Cytokinins mediated resistance, biocontrol and biofertilization

Biological fertilizers based on microalgae have proven to be a successful alternative in the agricultural sector to reduce unnecessary chemicals that can have unwanted side effects. Previous studies have shown that microalgae have multiple effects on plants, such as inducing faster germination, promoting leaf and root growth, and increasing disease resistance. This study investigated the biocontrol and biological fertilizer abilities of natural highly CK-producer Chlamydomonas reinhardtii (Chl). A newly developed CRISPR/Cas9 Chl mutants (CK-deficit) were used to investigate the function of cytokinins (CKs) in Chl-mediated bacterial-induced resistance and plant seed germination and drought tolerance. In wild type CC125, there are 6156,6 pmol/g total CKs (including 30.2% CKs bases and 69.8% CKs nucleotides), 55.5% iP- type, 44.3% cZ-type, 0.2% tZ type were found by LC-MS. The CKs level of the isopentenyl transferase (IPT) mutants and the Lonely Guy Gene (LOG) mutants are 11,7 pmol/g and 1688,2 pmol/g, respectively.
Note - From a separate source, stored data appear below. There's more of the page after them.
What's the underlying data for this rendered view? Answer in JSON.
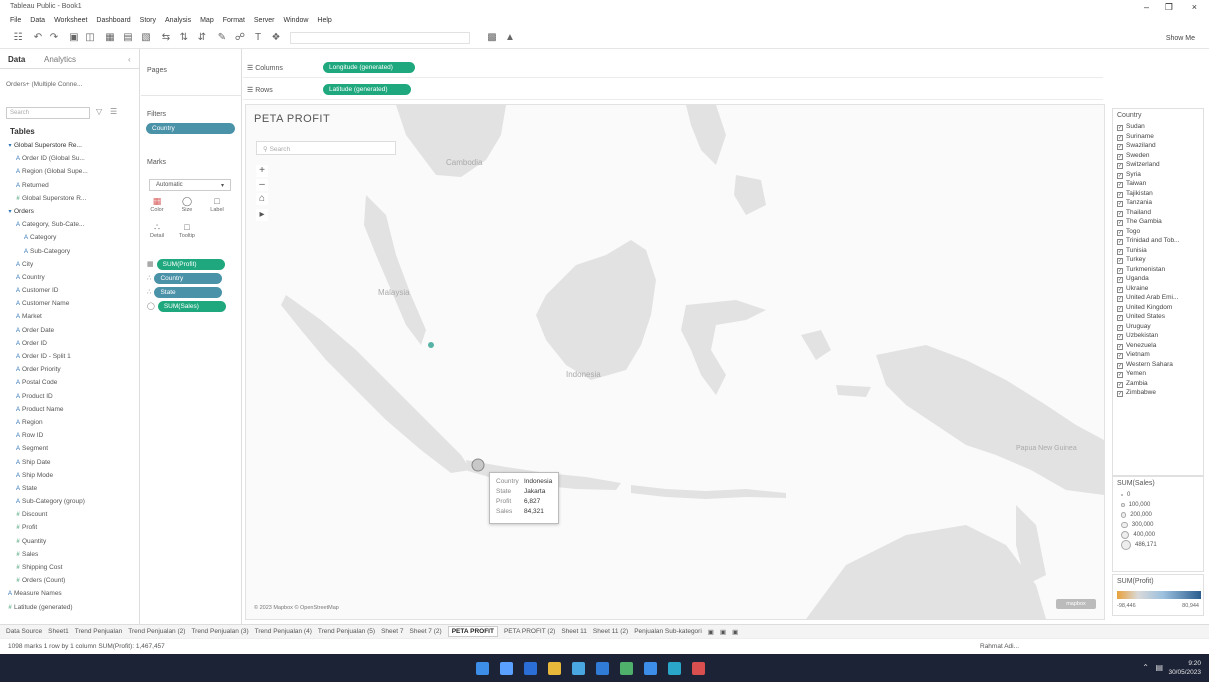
{
  "window": {
    "title": "Tableau Public - Book1"
  },
  "menu": [
    "File",
    "Data",
    "Worksheet",
    "Dashboard",
    "Story",
    "Analysis",
    "Map",
    "Format",
    "Server",
    "Window",
    "Help"
  ],
  "toolbar": {
    "show_me": "Show Me"
  },
  "data_pane": {
    "tab_data": "Data",
    "tab_analytics": "Analytics",
    "source": "Orders+ (Multiple Conne...",
    "search_placeholder": "Search",
    "tables_heading": "Tables",
    "fields": [
      {
        "label": "Global Superstore Re...",
        "kind": "table",
        "indent": 0
      },
      {
        "label": "Order ID (Global Su...",
        "kind": "dim",
        "indent": 1
      },
      {
        "label": "Region (Global Supe...",
        "kind": "dim",
        "indent": 1
      },
      {
        "label": "Returned",
        "kind": "dim",
        "indent": 1
      },
      {
        "label": "Global Superstore R...",
        "kind": "mea",
        "indent": 1
      },
      {
        "label": "Orders",
        "kind": "table",
        "indent": 0
      },
      {
        "label": "Category, Sub-Cate...",
        "kind": "dim",
        "indent": 1
      },
      {
        "label": "Category",
        "kind": "dim",
        "indent": 2
      },
      {
        "label": "Sub-Category",
        "kind": "dim",
        "indent": 2
      },
      {
        "label": "City",
        "kind": "dim",
        "indent": 1
      },
      {
        "label": "Country",
        "kind": "dim",
        "indent": 1
      },
      {
        "label": "Customer ID",
        "kind": "dim",
        "indent": 1
      },
      {
        "label": "Customer Name",
        "kind": "dim",
        "indent": 1
      },
      {
        "label": "Market",
        "kind": "dim",
        "indent": 1
      },
      {
        "label": "Order Date",
        "kind": "dim",
        "indent": 1
      },
      {
        "label": "Order ID",
        "kind": "dim",
        "indent": 1
      },
      {
        "label": "Order ID - Split 1",
        "kind": "dim",
        "indent": 1
      },
      {
        "label": "Order Priority",
        "kind": "dim",
        "indent": 1
      },
      {
        "label": "Postal Code",
        "kind": "dim",
        "indent": 1
      },
      {
        "label": "Product ID",
        "kind": "dim",
        "indent": 1
      },
      {
        "label": "Product Name",
        "kind": "dim",
        "indent": 1
      },
      {
        "label": "Region",
        "kind": "dim",
        "indent": 1
      },
      {
        "label": "Row ID",
        "kind": "dim",
        "indent": 1
      },
      {
        "label": "Segment",
        "kind": "dim",
        "indent": 1
      },
      {
        "label": "Ship Date",
        "kind": "dim",
        "indent": 1
      },
      {
        "label": "Ship Mode",
        "kind": "dim",
        "indent": 1
      },
      {
        "label": "State",
        "kind": "dim",
        "indent": 1
      },
      {
        "label": "Sub-Category (group)",
        "kind": "dim",
        "indent": 1
      },
      {
        "label": "Discount",
        "kind": "mea",
        "indent": 1
      },
      {
        "label": "Profit",
        "kind": "mea",
        "indent": 1
      },
      {
        "label": "Quantity",
        "kind": "mea",
        "indent": 1
      },
      {
        "label": "Sales",
        "kind": "mea",
        "indent": 1
      },
      {
        "label": "Shipping Cost",
        "kind": "mea",
        "indent": 1
      },
      {
        "label": "Orders (Count)",
        "kind": "mea",
        "indent": 1
      },
      {
        "label": "Measure Names",
        "kind": "dim",
        "indent": 0
      },
      {
        "label": "Latitude (generated)",
        "kind": "mea",
        "indent": 0
      }
    ]
  },
  "shelves": {
    "pages": "Pages",
    "filters": "Filters",
    "filter_pill": "Country",
    "marks": "Marks",
    "mark_type": "Automatic",
    "mark_buttons": [
      "Color",
      "Size",
      "Label",
      "Detail",
      "Tooltip"
    ],
    "mark_pills": [
      {
        "label": "SUM(Profit)",
        "color": "green"
      },
      {
        "label": "Country",
        "color": "blue"
      },
      {
        "label": "State",
        "color": "blue"
      },
      {
        "label": "SUM(Sales)",
        "color": "green"
      }
    ],
    "columns_label": "Columns",
    "columns_pill": "Longitude (generated)",
    "rows_label": "Rows",
    "rows_pill": "Latitude (generated)"
  },
  "view": {
    "title": "PETA PROFIT",
    "map_search_placeholder": "Search",
    "map_labels": [
      "Cambodia",
      "Malaysia",
      "Indonesia",
      "Papua New Guinea"
    ],
    "attribution": "© 2023 Mapbox © OpenStreetMap",
    "logo": "mapbox",
    "tooltip": [
      {
        "k": "Country",
        "v": "Indonesia"
      },
      {
        "k": "State",
        "v": "Jakarta"
      },
      {
        "k": "Profit",
        "v": "6,827"
      },
      {
        "k": "Sales",
        "v": "84,321"
      }
    ]
  },
  "legend": {
    "country_title": "Country",
    "countries": [
      "Sudan",
      "Suriname",
      "Swaziland",
      "Sweden",
      "Switzerland",
      "Syria",
      "Taiwan",
      "Tajikistan",
      "Tanzania",
      "Thailand",
      "The Gambia",
      "Togo",
      "Trinidad and Tob...",
      "Tunisia",
      "Turkey",
      "Turkmenistan",
      "Uganda",
      "Ukraine",
      "United Arab Emi...",
      "United Kingdom",
      "United States",
      "Uruguay",
      "Uzbekistan",
      "Venezuela",
      "Vietnam",
      "Western Sahara",
      "Yemen",
      "Zambia",
      "Zimbabwe"
    ],
    "size_title": "SUM(Sales)",
    "size_items": [
      "0",
      "100,000",
      "200,000",
      "300,000",
      "400,000",
      "486,171"
    ],
    "color_title": "SUM(Profit)",
    "color_min": "-98,446",
    "color_max": "80,944",
    "color_low": "#e8a13a",
    "color_high": "#2a5d8f"
  },
  "sheet_tabs": {
    "data_source": "Data Source",
    "tabs": [
      "Sheet1",
      "Trend Penjualan",
      "Trend Penjualan (2)",
      "Trend Penjualan (3)",
      "Trend Penjualan (4)",
      "Trend Penjualan (5)",
      "Sheet 7",
      "Sheet 7 (2)",
      "PETA PROFIT",
      "PETA PROFIT (2)",
      "Sheet 11",
      "Sheet 11 (2)",
      "Penjualan Sub-kategori"
    ],
    "active": "PETA PROFIT"
  },
  "status": {
    "left": "1098 marks    1 row by 1 column    SUM(Profit): 1,467,457",
    "user": "Rahmat Adi..."
  },
  "taskbar": {
    "time": "9:20",
    "date": "30/05/2023",
    "icon_colors": [
      "#3d8ee8",
      "#5aa0ff",
      "#2b6fd6",
      "#e8b83a",
      "#4aa6e0",
      "#2f7bd6",
      "#4fb06b",
      "#3d8ee8",
      "#29a6c9",
      "#d94f4f"
    ]
  }
}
The biocontrol results showed the promotion of Nicotiana tabacum cultivar SR1 (NT) resistance to the Pseudomonas syringae pv. Tabaci (PstT) after infiltration with the wild-type strains of Chl. On the other hand, mutant strains deficient in the production and signaling of CKs showed a reduction in resistance promotion. Nevertheless, mutants indicated positive stimulation effects on drought tolerance in Arabidopsis. These results prove that CKs are an essential part of microalgae's ability to promote resistance to pathogens. Meanwhile, moderate CKs producing mutant Chl strains are good candidates as biofertilizers to improve the drought resistance in plants.